This is a huge topic, and most of the very important stuff is systemic and long lasting. For example, we can debate what a lack of land reforms has done to limit us and allow for a reinforcement loop of policies for continuity, weak institutions due to a lack of long term political stability, low literacy rate and poverty traps made worse due to other failings.
But if we limit the scope of these matters only to what’s relevant to this thread. Pakistan has a long established history of policies that cause or allow financial crises to develop and then once every few years we go to the IMF. This latest phase was largely the result of using of policy imbalances favouring imports and expenditure as a means to drive growth vs better competitiveness and export led growth. We artificially inflated PKR by using up SBP reserves (pegging), this means imports are cheaper and our already low value exports become less competitive, it’s also accompanied by strong internal demand. If this policy is used too much, you will burn through all fx reserves, and will invariably come knocking to the IMF and other multilateral lenders again. And the more of that debt you take on, the more interest payments are then needed to be paid out of the federal budget.

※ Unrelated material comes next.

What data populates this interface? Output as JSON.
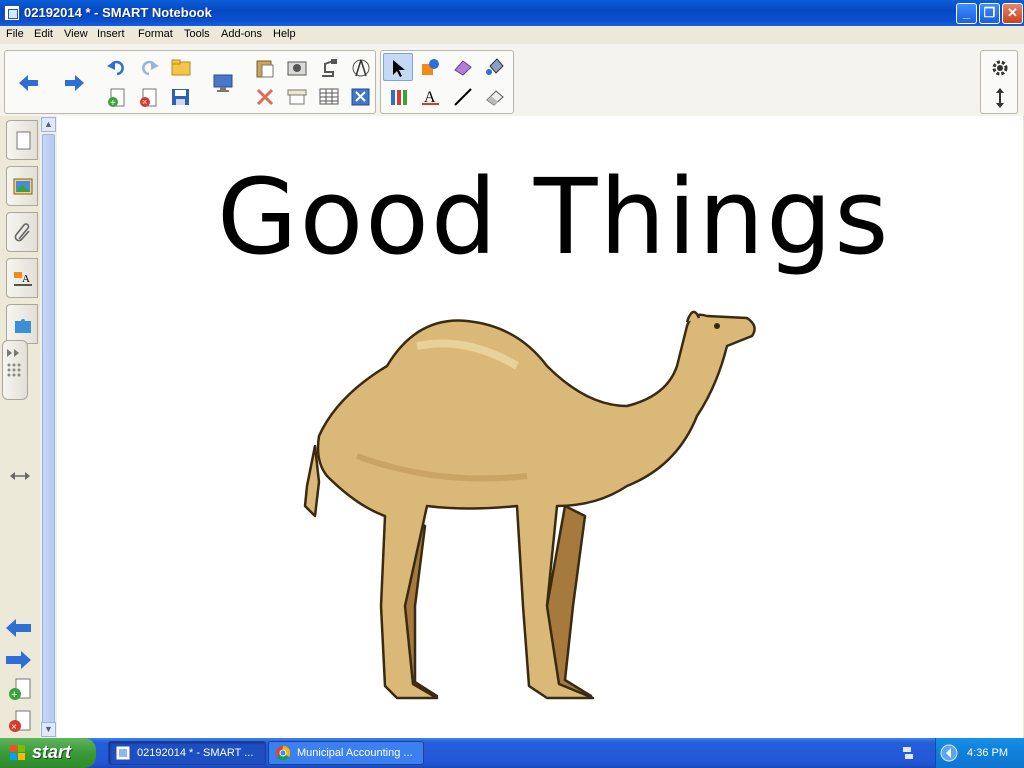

Basically, in previous years we were achieving 5-6% growth by using one sided policies that would cost us later on. Our economic growth at 5-6% can’t be sustained unless the current account deficit is reduced. Think of it like a car, you can go very very fast, but if your engine is not built for high performance, if your suspension and other parts cannot take the stress, and if you are achieving high speed by pushing the car to its limit. Something will eventually break. What’s needed is to improve the components and safely cruise at a higher speed (growth), rather than pushing a flimsy car to go faster than it is designed to go. There are others issues limiting our growth too. But this has been a major one in recent years.